Four senators propose bill to refine or repeal nukes law
Barraged by a storm of bad press over the crippled Crystal River nuclear power plant, four Tampa-based state senators announced Thursday they will file legislation next week to require utility companies to surrender the profit they've collected from a nuclear cost recovery law if they abandon plans to build the nuclear plants.
"Times have changed,'' said Sen. John Legg, R-Lutz, the sponsor of the bill, noting that natural gas prices are a third of what they were when the law was first enacted in 2006. "The time is now to evaluate the role of nuclear cost recovery."
The bill would require a utility company to return profits to taxpayers from the 2006 Nuclear Cost Recovery Act if it decides not to complete construction of a project. The bill will also sunset the act, estimated at two or three years, unless one of the companies has begun construction.
But the measure stops short of outright repeal of the act that opponents say has effectively transferred the risk of building the costly nuclear power plants from the company's shareholders to taxpayers.
The measure affects Progress Energy and Florida Power & Light, the state's largest utility companies, which together have collected $1 billion from customers for nuclear power plants that may never be built. The money has been used to pay for olanning and approval of a license from the federal government for the proposed nuclear plants and FPL has used the money to upgrade its existing nuclear plants, but neither has announced whether it will build new plants or not.
The senators said their plan is intended to provide a middle ground by not abandoning nuclear power, and giving the companies time to phase out their activities, while protecting consumers.
"What we can't continue is spending billions of dollars on rate of return and even profits without results,'' said Sen. Wilton Simpson, R-New Port Richey, another of the bill's sponsors.
"If they take the chance and move forward in good faith, we'll let them recover their costs but why should they make a profit on their mistakes,'' said Sen. Jack Latvala, R-Clearwater, another of the sponsors.
Sen.
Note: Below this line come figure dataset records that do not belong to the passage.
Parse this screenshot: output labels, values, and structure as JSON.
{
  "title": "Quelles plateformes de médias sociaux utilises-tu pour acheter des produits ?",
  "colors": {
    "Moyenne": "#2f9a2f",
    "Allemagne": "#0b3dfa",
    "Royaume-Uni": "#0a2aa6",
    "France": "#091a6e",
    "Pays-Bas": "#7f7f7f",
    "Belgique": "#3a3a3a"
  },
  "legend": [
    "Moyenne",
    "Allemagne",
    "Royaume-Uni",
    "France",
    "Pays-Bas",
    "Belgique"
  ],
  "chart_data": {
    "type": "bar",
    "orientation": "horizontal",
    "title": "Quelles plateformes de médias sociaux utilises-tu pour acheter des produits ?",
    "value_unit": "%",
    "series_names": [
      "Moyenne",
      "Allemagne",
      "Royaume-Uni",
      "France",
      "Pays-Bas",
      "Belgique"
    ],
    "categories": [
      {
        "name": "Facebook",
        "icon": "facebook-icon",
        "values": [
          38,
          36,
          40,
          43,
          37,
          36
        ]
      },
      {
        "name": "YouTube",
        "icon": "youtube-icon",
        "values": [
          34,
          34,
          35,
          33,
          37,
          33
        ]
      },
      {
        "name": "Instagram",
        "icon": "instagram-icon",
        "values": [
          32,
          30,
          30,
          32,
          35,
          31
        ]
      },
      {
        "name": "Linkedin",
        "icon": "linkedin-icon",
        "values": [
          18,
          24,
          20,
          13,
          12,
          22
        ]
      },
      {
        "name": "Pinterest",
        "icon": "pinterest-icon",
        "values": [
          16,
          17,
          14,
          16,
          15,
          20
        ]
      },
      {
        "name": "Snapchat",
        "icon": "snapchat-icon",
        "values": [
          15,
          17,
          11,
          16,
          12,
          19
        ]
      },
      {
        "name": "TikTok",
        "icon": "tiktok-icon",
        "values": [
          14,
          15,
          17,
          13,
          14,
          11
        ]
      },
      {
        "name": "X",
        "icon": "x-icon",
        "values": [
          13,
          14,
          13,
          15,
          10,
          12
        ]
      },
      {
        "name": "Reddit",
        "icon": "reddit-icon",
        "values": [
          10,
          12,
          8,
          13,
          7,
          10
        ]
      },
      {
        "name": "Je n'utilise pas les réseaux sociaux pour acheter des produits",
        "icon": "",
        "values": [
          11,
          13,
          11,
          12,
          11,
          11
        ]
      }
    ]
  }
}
Jeff Brandes, R-St. Petersburg, said he hopes the debate will force the companies to answer the question of whether or not they will ever build the nuclear plants as intended under the law. "This legislation will take a prudent look at what nuclear cost recovery has done."
Latvala said he does not support repeal because, ''it won't pass... there’s a number of people here who voted for it.’’
Rep. Dwight Dudley, D-St. Petersburg, who got elected on a platform to repeal the act, said believes there is another reason the Senate plan stops short of repealing what he calls the “utility tax.”
“They are getting massive amounts of money,’’ he said.
By his count, the utility companies gave $1.5 million to legislative campaigns through the Republican Party of Florida in the last election and $500,000 to the Florida Democratic Party.
“So there’s a lot of money that’s making it into the hands of legislators and sadly I think it affects the quality of the decisions they’re making,” Dudley said.
Dudley has filed a bill to repeal the 2006 as has Reps. Michelle Rehwinkel Vasilinda, D-Tallahassee, and Mike Fasano, R-New Port Richey. The Senate bill would force utilities to refund the profits, not the cost of the project if the plants aren’t built. It also will limit the fixed interest rate they are guaranteed in the law of 8.5 percent on borrowing for construction, Latvala said.
Will the utilities agree? Latvala said he has asked them to offer an alternative but his offer has been met with silence.